En inventant la communication les religions ont drainé jusqu'à elles et canalisé les interrogations métaphysiques, les angoisses ontologiques. C'est une affaire qui marche encore et qui conduit parfois au fanatisme ; avec des hauts et des bas. En ce moment ce serait plutôt des hauts. L'idolâtrie vis à vis des chanteurs, des champions sportifs, des acteurs, est la version profane de la ferveur religieuse. On prend les béquilles que l'on peut. Pour certains c'est la drogue, la cigarette, l'alcool, la goinfrerie, la vitesse, toutes ces choses sans lesquelles paraît-il la vie ne vaut pas le coup d'être vécue, même si elles ont tendance à la raccourcir. Difficile d'être soi et de s'en contenter.
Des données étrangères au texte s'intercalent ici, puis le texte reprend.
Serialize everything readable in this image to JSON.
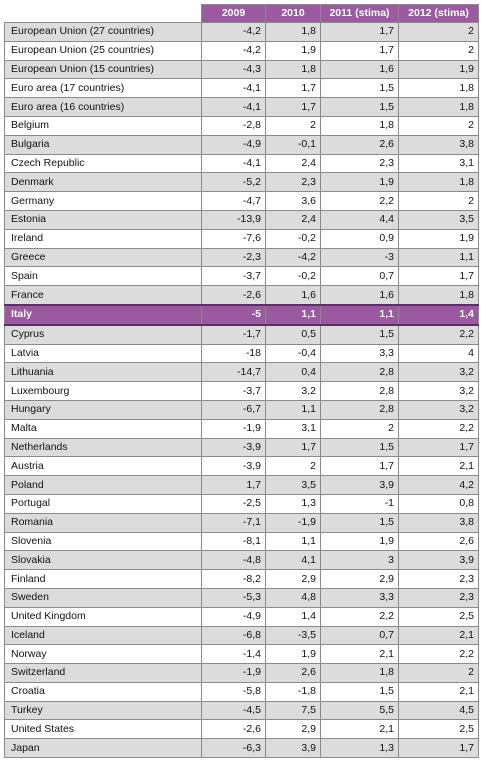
{
  "header": {
    "country": "",
    "y2009": "2009",
    "y2010": "2010",
    "y2011": "2011 (stima)",
    "y2012": "2012 (stima)"
  },
  "highlight_color": "#9b5aa0",
  "rows": [
    {
      "country": "European Union (27 countries)",
      "y2009": "-4,2",
      "y2010": "1,8",
      "y2011": "1,7",
      "y2012": "2"
    },
    {
      "country": "European Union (25 countries)",
      "y2009": "-4,2",
      "y2010": "1,9",
      "y2011": "1,7",
      "y2012": "2"
    },
    {
      "country": "European Union (15 countries)",
      "y2009": "-4,3",
      "y2010": "1,8",
      "y2011": "1,6",
      "y2012": "1,9"
    },
    {
      "country": "Euro area (17 countries)",
      "y2009": "-4,1",
      "y2010": "1,7",
      "y2011": "1,5",
      "y2012": "1,8"
    },
    {
      "country": "Euro area (16 countries)",
      "y2009": "-4,1",
      "y2010": "1,7",
      "y2011": "1,5",
      "y2012": "1,8"
    },
    {
      "country": "Belgium",
      "y2009": "-2,8",
      "y2010": "2",
      "y2011": "1,8",
      "y2012": "2"
    },
    {
      "country": "Bulgaria",
      "y2009": "-4,9",
      "y2010": "-0,1",
      "y2011": "2,6",
      "y2012": "3,8"
    },
    {
      "country": "Czech Republic",
      "y2009": "-4,1",
      "y2010": "2,4",
      "y2011": "2,3",
      "y2012": "3,1"
    },
    {
      "country": "Denmark",
      "y2009": "-5,2",
      "y2010": "2,3",
      "y2011": "1,9",
      "y2012": "1,8"
    },
    {
      "country": "Germany",
      "y2009": "-4,7",
      "y2010": "3,6",
      "y2011": "2,2",
      "y2012": "2"
    },
    {
      "country": "Estonia",
      "y2009": "-13,9",
      "y2010": "2,4",
      "y2011": "4,4",
      "y2012": "3,5"
    },
    {
      "country": "Ireland",
      "y2009": "-7,6",
      "y2010": "-0,2",
      "y2011": "0,9",
      "y2012": "1,9"
    },
    {
      "country": "Greece",
      "y2009": "-2,3",
      "y2010": "-4,2",
      "y2011": "-3",
      "y2012": "1,1"
    },
    {
      "country": "Spain",
      "y2009": "-3,7",
      "y2010": "-0,2",
      "y2011": "0,7",
      "y2012": "1,7"
    },
    {
      "country": "France",
      "y2009": "-2,6",
      "y2010": "1,6",
      "y2011": "1,6",
      "y2012": "1,8"
    },
    {
      "country": "Italy",
      "y2009": "-5",
      "y2010": "1,1",
      "y2011": "1,1",
      "y2012": "1,4",
      "highlight": true
    },
    {
      "country": "Cyprus",
      "y2009": "-1,7",
      "y2010": "0,5",
      "y2011": "1,5",
      "y2012": "2,2"
    },
    {
      "country": "Latvia",
      "y2009": "-18",
      "y2010": "-0,4",
      "y2011": "3,3",
      "y2012": "4"
    },
    {
      "country": "Lithuania",
      "y2009": "-14,7",
      "y2010": "0,4",
      "y2011": "2,8",
      "y2012": "3,2"
    },
    {
      "country": "Luxembourg",
      "y2009": "-3,7",
      "y2010": "3,2",
      "y2011": "2,8",
      "y2012": "3,2"
    },
    {
      "country": "Hungary",
      "y2009": "-6,7",
      "y2010": "1,1",
      "y2011": "2,8",
      "y2012": "3,2"
    },
    {
      "country": "Malta",
      "y2009": "-1,9",
      "y2010": "3,1",
      "y2011": "2",
      "y2012": "2,2"
    },
    {
      "country": "Netherlands",
      "y2009": "-3,9",
      "y2010": "1,7",
      "y2011": "1,5",
      "y2012": "1,7"
    },
    {
      "country": "Austria",
      "y2009": "-3,9",
      "y2010": "2",
      "y2011": "1,7",
      "y2012": "2,1"
    },
    {
      "country": "Poland",
      "y2009": "1,7",
      "y2010": "3,5",
      "y2011": "3,9",
      "y2012": "4,2"
    },
    {
      "country": "Portugal",
      "y2009": "-2,5",
      "y2010": "1,3",
      "y2011": "-1",
      "y2012": "0,8"
    },
    {
      "country": "Romania",
      "y2009": "-7,1",
      "y2010": "-1,9",
      "y2011": "1,5",
      "y2012": "3,8"
    },
    {
      "country": "Slovenia",
      "y2009": "-8,1",
      "y2010": "1,1",
      "y2011": "1,9",
      "y2012": "2,6"
    },
    {
      "country": "Slovakia",
      "y2009": "-4,8",
      "y2010": "4,1",
      "y2011": "3",
      "y2012": "3,9"
    },
    {
      "country": "Finland",
      "y2009": "-8,2",
      "y2010": "2,9",
      "y2011": "2,9",
      "y2012": "2,3"
    },
    {
      "country": "Sweden",
      "y2009": "-5,3",
      "y2010": "4,8",
      "y2011": "3,3",
      "y2012": "2,3"
    },
    {
      "country": "United Kingdom",
      "y2009": "-4,9",
      "y2010": "1,4",
      "y2011": "2,2",
      "y2012": "2,5"
    },
    {
      "country": "Iceland",
      "y2009": "-6,8",
      "y2010": "-3,5",
      "y2011": "0,7",
      "y2012": "2,1"
    },
    {
      "country": "Norway",
      "y2009": "-1,4",
      "y2010": "1,9",
      "y2011": "2,1",
      "y2012": "2,2"
    },
    {
      "country": "Switzerland",
      "y2009": "-1,9",
      "y2010": "2,6",
      "y2011": "1,8",
      "y2012": "2"
    },
    {
      "country": "Croatia",
      "y2009": "-5,8",
      "y2010": "-1,8",
      "y2011": "1,5",
      "y2012": "2,1"
    },
    {
      "country": "Turkey",
      "y2009": "-4,5",
      "y2010": "7,5",
      "y2011": "5,5",
      "y2012": "4,5"
    },
    {
      "country": "United States",
      "y2009": "-2,6",
      "y2010": "2,9",
      "y2011": "2,1",
      "y2012": "2,5"
    },
    {
      "country": "Japan",
      "y2009": "-6,3",
      "y2010": "3,9",
      "y2011": "1,3",
      "y2012": "1,7"
    }
  ]
}
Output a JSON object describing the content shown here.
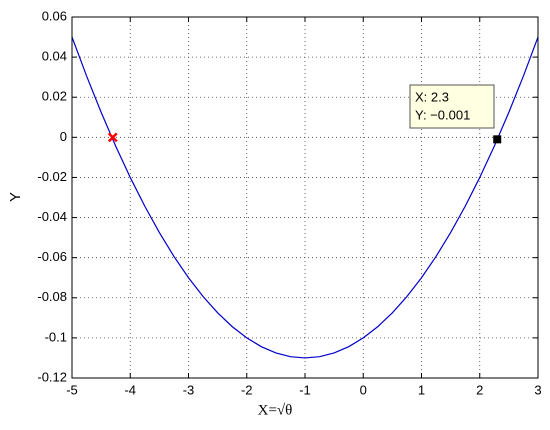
{
  "chart_data": {
    "type": "line",
    "xlabel": "X=√θ",
    "ylabel": "Y",
    "x": [
      -5,
      -4.75,
      -4.5,
      -4.25,
      -4,
      -3.75,
      -3.5,
      -3.25,
      -3,
      -2.75,
      -2.5,
      -2.25,
      -2,
      -1.75,
      -1.5,
      -1.25,
      -1,
      -0.75,
      -0.5,
      -0.25,
      0,
      0.25,
      0.5,
      0.75,
      1,
      1.25,
      1.5,
      1.75,
      2,
      2.25,
      2.5,
      2.75,
      3
    ],
    "series": [
      {
        "color": "#0000cc",
        "values": [
          0.05,
          0.030625,
          0.0125,
          -0.004375,
          -0.02,
          -0.034375,
          -0.0475,
          -0.059375,
          -0.07,
          -0.079375,
          -0.0875,
          -0.094375,
          -0.1,
          -0.104375,
          -0.1075,
          -0.109375,
          -0.11,
          -0.109375,
          -0.1075,
          -0.104375,
          -0.1,
          -0.094375,
          -0.0875,
          -0.079375,
          -0.07,
          -0.059375,
          -0.0475,
          -0.034375,
          -0.02,
          -0.004375,
          0.0125,
          0.030625,
          0.05
        ]
      }
    ],
    "markers": [
      {
        "color": "#ff0000",
        "shape": "x",
        "x": [
          -4.3
        ],
        "values": [
          0
        ]
      },
      {
        "color": "#000000",
        "shape": "square",
        "x": [
          2.3
        ],
        "values": [
          -0.001
        ]
      }
    ],
    "datatip": {
      "lines": [
        "X: 2.3",
        "Y: −0.001"
      ]
    },
    "xlim": [
      -5,
      3
    ],
    "xticks": [
      -5,
      -4,
      -3,
      -2,
      -1,
      0,
      1,
      2,
      3
    ],
    "ylim": [
      -0.12,
      0.06
    ],
    "yticks": [
      -0.12,
      -0.1,
      -0.08,
      -0.06,
      -0.04,
      -0.02,
      0,
      0.02,
      0.04,
      0.06
    ],
    "grid": true
  }
}
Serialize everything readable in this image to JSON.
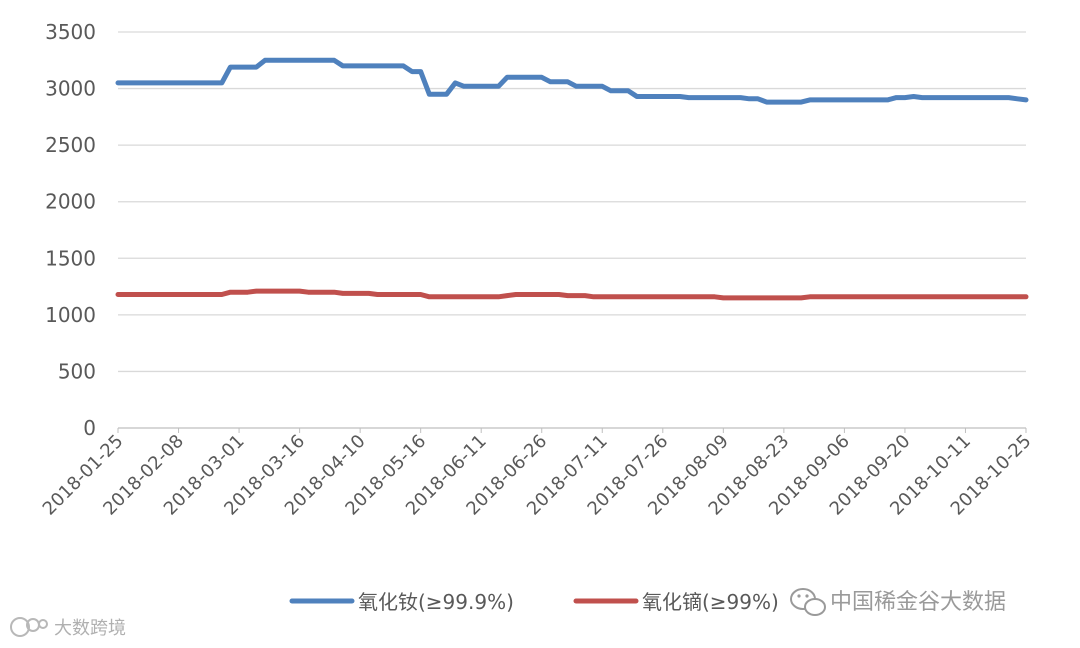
{
  "chart_data": {
    "type": "line",
    "x_tick_labels": [
      "2018-01-25",
      "2018-02-08",
      "2018-03-01",
      "2018-03-16",
      "2018-04-10",
      "2018-05-16",
      "2018-06-11",
      "2018-06-26",
      "2018-07-11",
      "2018-07-26",
      "2018-08-09",
      "2018-08-23",
      "2018-09-06",
      "2018-09-20",
      "2018-10-11",
      "2018-10-25"
    ],
    "ylim": [
      0,
      3500
    ],
    "y_ticks": [
      0,
      500,
      1000,
      1500,
      2000,
      2500,
      3000,
      3500
    ],
    "grid": "horizontal",
    "legend_position": "bottom",
    "series": [
      {
        "name": "氧化钕(≥99.9%)",
        "color": "#4f81bd",
        "values": [
          3050,
          3050,
          3050,
          3050,
          3050,
          3050,
          3050,
          3050,
          3050,
          3050,
          3050,
          3050,
          3050,
          3190,
          3190,
          3190,
          3190,
          3250,
          3250,
          3250,
          3250,
          3250,
          3250,
          3250,
          3250,
          3250,
          3200,
          3200,
          3200,
          3200,
          3200,
          3200,
          3200,
          3200,
          3150,
          3150,
          2950,
          2950,
          2950,
          3050,
          3020,
          3020,
          3020,
          3020,
          3020,
          3100,
          3100,
          3100,
          3100,
          3100,
          3060,
          3060,
          3060,
          3020,
          3020,
          3020,
          3020,
          2980,
          2980,
          2980,
          2930,
          2930,
          2930,
          2930,
          2930,
          2930,
          2920,
          2920,
          2920,
          2920,
          2920,
          2920,
          2920,
          2910,
          2910,
          2880,
          2880,
          2880,
          2880,
          2880,
          2900,
          2900,
          2900,
          2900,
          2900,
          2900,
          2900,
          2900,
          2900,
          2900,
          2920,
          2920,
          2930,
          2920,
          2920,
          2920,
          2920,
          2920,
          2920,
          2920,
          2920,
          2920,
          2920,
          2920,
          2910,
          2900
        ]
      },
      {
        "name": "氧化镝(≥99%)",
        "color": "#c0504d",
        "values": [
          1180,
          1180,
          1180,
          1180,
          1180,
          1180,
          1180,
          1180,
          1180,
          1180,
          1180,
          1180,
          1180,
          1200,
          1200,
          1200,
          1210,
          1210,
          1210,
          1210,
          1210,
          1210,
          1200,
          1200,
          1200,
          1200,
          1190,
          1190,
          1190,
          1190,
          1180,
          1180,
          1180,
          1180,
          1180,
          1180,
          1160,
          1160,
          1160,
          1160,
          1160,
          1160,
          1160,
          1160,
          1160,
          1170,
          1180,
          1180,
          1180,
          1180,
          1180,
          1180,
          1170,
          1170,
          1170,
          1160,
          1160,
          1160,
          1160,
          1160,
          1160,
          1160,
          1160,
          1160,
          1160,
          1160,
          1160,
          1160,
          1160,
          1160,
          1150,
          1150,
          1150,
          1150,
          1150,
          1150,
          1150,
          1150,
          1150,
          1150,
          1160,
          1160,
          1160,
          1160,
          1160,
          1160,
          1160,
          1160,
          1160,
          1160,
          1160,
          1160,
          1160,
          1160,
          1160,
          1160,
          1160,
          1160,
          1160,
          1160,
          1160,
          1160,
          1160,
          1160,
          1160,
          1160
        ]
      }
    ]
  },
  "watermark": {
    "source_text": "中国稀金谷大数据",
    "brand_text": "大数跨境",
    "source_icon": "wechat-icon",
    "brand_icon": "brand-logo-icon"
  }
}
Difficile d'exister sans manifestation de détresse, sans appel au secours. Woody Allen disait " il n'y a qu'une chose que je regrette dans ma vie : c'est de ne pas être un autre" Avec Kaka, avec Michael Jackson, avec Madona, on peut être un autre par moment et le partager avec d'autres peu satisfaits deux-mêmes. Ça vaut un comprimé de tranquillisant. La paix de l'âme, l'ataraxie dont parlait Épicure, nécessite un effort sans artifice. "Simplifiez !" écrivait Henri-David Thoreau dans " Walden ou la vie dans les bois" . Rien dans les mains, rien dans les poches, solitaire et silencieux. L'antinomie de la clameur rassurante des stades. Juste le bonheur tranquille d'être. L'époque ne s'y prête pas, le business non plus. C'est pourquoi le combat pour l'éducation et la culture n'a jamais été aussi indispensable.